Tujuan pembentukan posyandu lansia secara garis besar antara lain :


1. Meningkatkan jangkauan pelayanan kesehatan lansia di masyarakat, sehingga
terbentuk pelayanan kesehatan yang sesuai dengan kebutuhan lansia
2. Mendekatkan pelayanan dan meningkatkan peran serta masyarakat dan swasta
dalam pelayanan kesehatan disamping meningkatkan komunikasi antara
masyarakat usia lanjut.

Tujuan pengadaan program posyandu lansia yaitu:


1. Meningkatkan jangkauan pelayanan kesehatan lansia di masyarakat, sehingga
terbentuk pelayanan kesehatan yang sesuai dengan kebutuhan lansia
2. Mendekatkan pelayanan dan meningkatkan peran serta masyarakat dan swasta
dalam pelayanan kesehatan disamping meningkatkan komunikasi antara
masyarakat usia lanjut
3. Supaya kesehatan para lansia terjaga dengan baik dan terkontrol.
Dengan begitu akan menurunnya angka kematian lansia pada usia 50– 65 tahun
Sedangkan inovasi yang akan dilakukan yaitu:

a. Sosialisasi posyandu lansia ke masyarakat dan pendekatan ke keluarga lansia


Adanya sosialisasi ini tentunya sangat mendukung dalam memberikan
pengertian ke masyarakat mengenai pentingnya pos pelayanan terpadu lansia
ini. Serta pendekatan dalam keluarga lansia juga berpengaruh agar keluarga
juga memberikan dukungan untuk lansia supaya memu mengikuti kegiatan
dalam posyandu ini. Selain dukungan tentunya ada usaha dari si anak untuk
mau mengantarkan lansia ke tempat pelayanan.

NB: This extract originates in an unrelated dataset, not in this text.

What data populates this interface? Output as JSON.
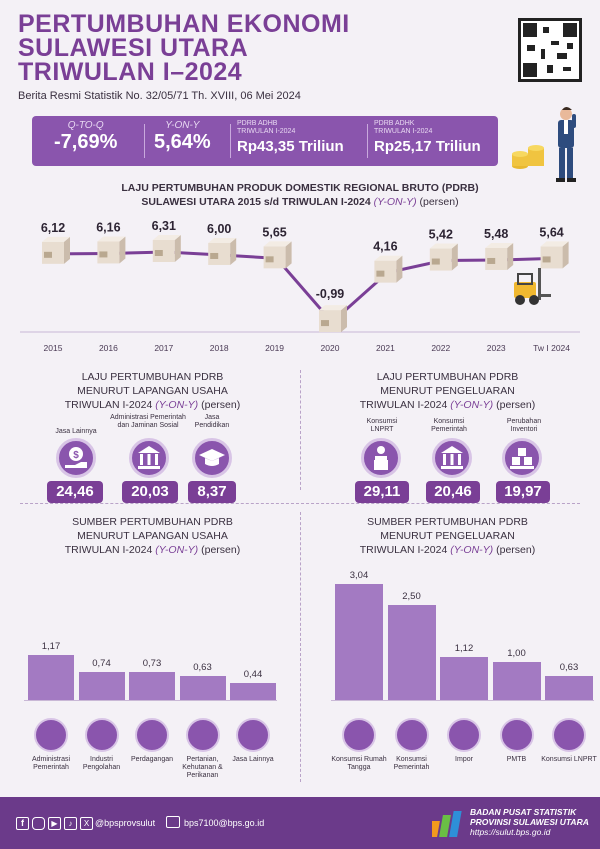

Terlebih lagi sekarang ini
banyak sekali anak–anak yang tidak memperhatikan keadaan orang tuanya
(lansia), yang mereka tau memberikan makan tempat dan pakaian untuk lansia
itu sudah cukup tanpa memberikan adanya pemeriksaan kesehatan dan kondisi
psikis lansia.
b. Jemput lansia atau tangani ditempat Apabila jarak rumah dengan tempat
posyandu jauh dan tidak memungkinkan lansia untuk pergi sendiri serta tidak
ada kerabat yang mengantar, maka lansia tersebut akan dijemput oleh petugas
pelayanan secara gratis. Dengan begitu tidak ada lagi yang dikhawatirkan lansia
bagaimana caranya untuk ketempat posyandu. Sedangkan tangani ditempat
maksudnya adalah petugas mengadakan pelayanan posyandu di rumah lansia
karena tidak mampunya si lansia untk berjalan dalam artian si lansia itu sudah
tidak mampu lagi untuk melakukan kegiatan apa– apa. Jadi, petugas hanya

5
memeriksa tekanan darah, hemoglobin, kandungan putih telur, kandungan gula
dalam air seni serta penyuluhan kesehatan.
c. Pelayanan terpadu tanpa pungutan Posyandu lansia didirikan dan digerakkan
tanpa memungut biaya dari para lansia karena telah ada anggaran dari
pemerintah untuk dana kesehatan masyarakat khususnya lansia. Dengan begitu
posyandu lansia akan dapat menjangkau semua lapisan masyarakat baik lapisan
bawah sekalipun. Pelayanan yang diberikan juga sama rata tidak membeda–
bedakan, karena lansia tergolong mudah tersinggung apabila merasa dia
dibedakan oleh petugas dan itu justru akan memperburuk keadaan emosional si
lansia.
d. Tengok lansia Selain pemeriksaan khusus ditempat posyandu atau di
puskesmas setempat, juga terdapat program menengok kegiatan lansia
dirumah– rumah mereka. Petugas dating kerumah lansia, meneliti apa saja yang
dilakukan oleh lansia dan bagaimana cara keluarga mereka mamperlakukan
mereka dirumah. Untuk mempermudah petugas dalam memberikan tindak lanjut
dari lansia tersebut.

2.3 Sasaran Posyandu Lansia

1. Sasaran langsung
Kelompok pra usia lanjut (45-59 tahun), Kelompok usia lanjut (60 – 69 tahun ),
Kelompok usia lanjut dengan resiko tinggi (70 tahun ke atas)
2. Sasaran tidak langsung
Keluarga dimana usia lanjut berada, organisasi sosial yang bergerak dalam
pembinaan usia lanjut, masyarakat luas

2.4 Pelaksanaan

Pelaksanaan kegiatan dengan menggunakan sistem 5 meja yaitu:


a. Meja 1: Pendaftaran
Mendaftarkan lansia, kemudian kader mencatat lansia tersebut. Lansia yang sudah
terdaftar di buku register langsung menuju meja selanjutnya.
b. Meja 2: Kader melakukan pengukuran tinggi badan, berat badan, dan tekanan
darah
c. Meja 3: Pencatatan (Pengisian Kartu Menuju Sehat)
Kader melakukan pencatatan di KMS lansia meliputi : Indeks Massa Tubuh, tekanan
darah, berat badan, tinggi badan.
d. Meja 4: Penyuluhan

6
Penyuluhan kesehatan perorangan berdasarkan KMS dan pemberian makanan
tambahan.
e. Meja 5: Pelayanan medis
Pelayanan oleh tenaga professional yaitu petugas dari Puskesmas/kesehatan
meliputi kegiatan : pemeriksaan dan pengobatan ringan.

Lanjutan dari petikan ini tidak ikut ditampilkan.